Our regular roundup of the key economic indicators
In its latest World Economic Outlook, the IMF downgraded its forecasts for global growth in both 2015 (to 3.1%, from 3.3% in July) and 2016 (to 3.6%, from 3.8%) and stressed that downside risks to the outlook have risen. In particular, further commodity price falls would weigh on the outlook for commodity exporters and emerging markets also remain vulnerable to further dollar appreciation and a sharper-than-expected slowdown in China. The Fund highlighted that medium-term prospects for advanced economies overall remain subdued, due to low investment, unfavourable demographics and weak productivity growth.
The Office for National Statistics (ONS) recently released large-scale revisions to national accounts data, which suggested a stronger recovery in the UK over the recent past: GDP is now estimated to be somewhat higher than its pre-crisis peak (5.9%), than in the previous data vintage (5.2%).
Survey data suggest that UK growth may have slowed somewhat in Q3: the composite Purchasing Managers’ Index (PMI) fell back over Q3 as a whole (to 55.3), to its lowest since mid-2013 (albeit still well above the 50 “no change” mark). On its own, this points to GDP growth in the range of around 0.5%, from the 0.7% rise in Q2. However, this contrasts somewhat with the CBI’s growth indicator, which has maintained steady momentum over the third quarter (albeit slowing in September alone).

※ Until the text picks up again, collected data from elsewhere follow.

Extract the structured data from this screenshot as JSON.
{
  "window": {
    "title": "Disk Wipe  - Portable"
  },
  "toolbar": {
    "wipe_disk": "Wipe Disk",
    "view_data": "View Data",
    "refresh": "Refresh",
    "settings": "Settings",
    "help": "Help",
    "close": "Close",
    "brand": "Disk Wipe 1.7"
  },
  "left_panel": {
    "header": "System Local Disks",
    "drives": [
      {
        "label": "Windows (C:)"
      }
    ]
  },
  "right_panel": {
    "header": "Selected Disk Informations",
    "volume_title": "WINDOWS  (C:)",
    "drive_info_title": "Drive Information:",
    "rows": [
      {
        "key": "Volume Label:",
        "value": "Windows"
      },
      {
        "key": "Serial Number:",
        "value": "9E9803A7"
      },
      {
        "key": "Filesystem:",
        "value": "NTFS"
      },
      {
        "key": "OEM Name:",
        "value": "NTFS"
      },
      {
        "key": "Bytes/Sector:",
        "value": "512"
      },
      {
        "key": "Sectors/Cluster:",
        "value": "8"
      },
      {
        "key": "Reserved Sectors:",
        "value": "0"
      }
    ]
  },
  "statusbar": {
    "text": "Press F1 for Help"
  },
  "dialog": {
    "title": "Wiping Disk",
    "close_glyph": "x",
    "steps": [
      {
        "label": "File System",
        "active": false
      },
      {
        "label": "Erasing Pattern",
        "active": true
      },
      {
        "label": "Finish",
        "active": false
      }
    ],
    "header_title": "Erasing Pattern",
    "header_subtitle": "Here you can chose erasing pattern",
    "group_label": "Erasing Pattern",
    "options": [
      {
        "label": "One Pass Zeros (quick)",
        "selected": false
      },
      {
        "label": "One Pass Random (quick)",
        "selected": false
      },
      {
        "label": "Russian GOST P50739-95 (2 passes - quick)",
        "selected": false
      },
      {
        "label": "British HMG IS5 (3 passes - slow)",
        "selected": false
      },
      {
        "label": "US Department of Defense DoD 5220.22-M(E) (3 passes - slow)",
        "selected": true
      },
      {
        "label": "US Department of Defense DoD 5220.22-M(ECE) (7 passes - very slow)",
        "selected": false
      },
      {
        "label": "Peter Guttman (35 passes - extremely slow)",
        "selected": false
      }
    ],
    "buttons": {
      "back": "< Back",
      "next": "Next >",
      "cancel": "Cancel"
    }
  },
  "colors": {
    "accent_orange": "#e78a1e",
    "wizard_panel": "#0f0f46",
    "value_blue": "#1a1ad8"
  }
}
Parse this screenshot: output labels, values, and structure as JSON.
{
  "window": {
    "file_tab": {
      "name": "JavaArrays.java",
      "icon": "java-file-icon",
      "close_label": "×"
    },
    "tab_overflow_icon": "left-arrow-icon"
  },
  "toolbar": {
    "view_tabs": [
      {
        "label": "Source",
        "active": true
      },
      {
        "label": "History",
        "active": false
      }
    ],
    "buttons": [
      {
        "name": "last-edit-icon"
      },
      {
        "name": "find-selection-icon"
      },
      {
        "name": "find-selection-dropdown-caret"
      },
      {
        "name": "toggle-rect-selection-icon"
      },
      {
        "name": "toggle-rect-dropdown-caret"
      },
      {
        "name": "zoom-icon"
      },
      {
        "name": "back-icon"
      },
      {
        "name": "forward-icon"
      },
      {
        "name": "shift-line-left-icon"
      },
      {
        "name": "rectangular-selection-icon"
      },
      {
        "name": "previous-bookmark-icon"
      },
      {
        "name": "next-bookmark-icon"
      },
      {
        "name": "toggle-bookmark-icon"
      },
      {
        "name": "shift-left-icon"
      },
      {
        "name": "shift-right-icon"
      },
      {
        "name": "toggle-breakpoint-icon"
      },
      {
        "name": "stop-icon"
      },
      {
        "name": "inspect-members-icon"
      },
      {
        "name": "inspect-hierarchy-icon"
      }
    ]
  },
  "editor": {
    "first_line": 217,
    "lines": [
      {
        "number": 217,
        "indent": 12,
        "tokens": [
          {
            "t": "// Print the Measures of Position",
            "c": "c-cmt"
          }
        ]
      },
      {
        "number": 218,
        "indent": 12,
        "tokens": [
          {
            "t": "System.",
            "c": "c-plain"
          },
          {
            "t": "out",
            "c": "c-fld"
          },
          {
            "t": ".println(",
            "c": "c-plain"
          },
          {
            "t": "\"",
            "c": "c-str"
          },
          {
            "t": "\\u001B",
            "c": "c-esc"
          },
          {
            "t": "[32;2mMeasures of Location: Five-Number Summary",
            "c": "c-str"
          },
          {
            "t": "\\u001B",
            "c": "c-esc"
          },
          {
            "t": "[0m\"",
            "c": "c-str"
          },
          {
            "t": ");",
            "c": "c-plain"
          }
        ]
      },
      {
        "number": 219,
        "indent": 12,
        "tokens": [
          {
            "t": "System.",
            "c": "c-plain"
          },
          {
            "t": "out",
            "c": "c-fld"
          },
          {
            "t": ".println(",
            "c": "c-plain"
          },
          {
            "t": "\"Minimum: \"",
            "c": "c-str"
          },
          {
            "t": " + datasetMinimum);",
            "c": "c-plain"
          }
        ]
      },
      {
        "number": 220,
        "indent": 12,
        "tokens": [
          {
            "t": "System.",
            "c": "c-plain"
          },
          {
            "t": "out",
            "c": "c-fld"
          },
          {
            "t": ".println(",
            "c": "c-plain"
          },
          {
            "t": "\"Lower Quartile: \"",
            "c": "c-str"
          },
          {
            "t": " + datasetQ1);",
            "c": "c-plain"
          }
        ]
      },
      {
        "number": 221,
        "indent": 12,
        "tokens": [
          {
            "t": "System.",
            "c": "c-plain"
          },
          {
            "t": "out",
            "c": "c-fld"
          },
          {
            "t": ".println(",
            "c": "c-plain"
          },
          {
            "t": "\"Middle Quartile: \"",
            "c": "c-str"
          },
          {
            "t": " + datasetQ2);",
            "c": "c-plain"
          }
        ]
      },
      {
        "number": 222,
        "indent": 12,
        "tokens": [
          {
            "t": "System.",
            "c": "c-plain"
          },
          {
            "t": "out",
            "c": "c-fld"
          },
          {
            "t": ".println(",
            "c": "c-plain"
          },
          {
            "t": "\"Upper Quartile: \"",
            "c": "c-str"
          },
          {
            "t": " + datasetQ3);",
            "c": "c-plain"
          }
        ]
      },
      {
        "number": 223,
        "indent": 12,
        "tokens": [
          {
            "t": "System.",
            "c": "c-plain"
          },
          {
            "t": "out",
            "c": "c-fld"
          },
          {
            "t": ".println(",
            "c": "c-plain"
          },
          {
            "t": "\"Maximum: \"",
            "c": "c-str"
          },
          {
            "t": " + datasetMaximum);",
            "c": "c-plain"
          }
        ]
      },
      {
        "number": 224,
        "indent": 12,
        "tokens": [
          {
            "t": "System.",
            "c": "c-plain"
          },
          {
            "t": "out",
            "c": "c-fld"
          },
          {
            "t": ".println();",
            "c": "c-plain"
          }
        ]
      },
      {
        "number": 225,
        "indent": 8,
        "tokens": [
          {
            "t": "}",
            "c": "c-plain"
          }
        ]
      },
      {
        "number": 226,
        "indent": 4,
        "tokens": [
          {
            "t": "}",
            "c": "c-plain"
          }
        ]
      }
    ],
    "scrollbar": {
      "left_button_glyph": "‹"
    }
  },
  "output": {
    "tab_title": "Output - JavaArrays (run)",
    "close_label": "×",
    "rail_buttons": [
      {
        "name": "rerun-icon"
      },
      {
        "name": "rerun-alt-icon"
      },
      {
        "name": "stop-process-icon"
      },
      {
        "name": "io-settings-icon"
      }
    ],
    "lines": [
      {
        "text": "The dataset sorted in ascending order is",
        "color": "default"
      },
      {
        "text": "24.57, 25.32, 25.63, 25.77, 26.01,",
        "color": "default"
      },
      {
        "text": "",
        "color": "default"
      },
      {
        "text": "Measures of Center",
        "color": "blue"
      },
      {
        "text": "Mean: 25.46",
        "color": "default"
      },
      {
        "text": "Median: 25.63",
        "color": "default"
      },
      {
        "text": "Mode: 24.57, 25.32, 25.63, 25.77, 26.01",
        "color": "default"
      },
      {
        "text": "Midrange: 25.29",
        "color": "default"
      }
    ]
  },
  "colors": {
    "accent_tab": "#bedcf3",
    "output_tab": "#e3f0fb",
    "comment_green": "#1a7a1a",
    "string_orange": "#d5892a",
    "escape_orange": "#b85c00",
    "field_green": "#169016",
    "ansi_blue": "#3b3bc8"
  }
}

Recent ONS data suggests that industrial production alone is likely to have made a positive contribution to growth in Q3: production rose by 1.0% in August, driven by a 8.7% surge in the relatively small and volatile Oil & Gas Extraction sector (in seasonally adjusted terms), which the ONS said was due to a low level of summer maintenance shutdowns this year. But despite August’s rise, manufacturing is likely to decline over the quarter as a whole, underlining the sector’s weak contribution to the recovery.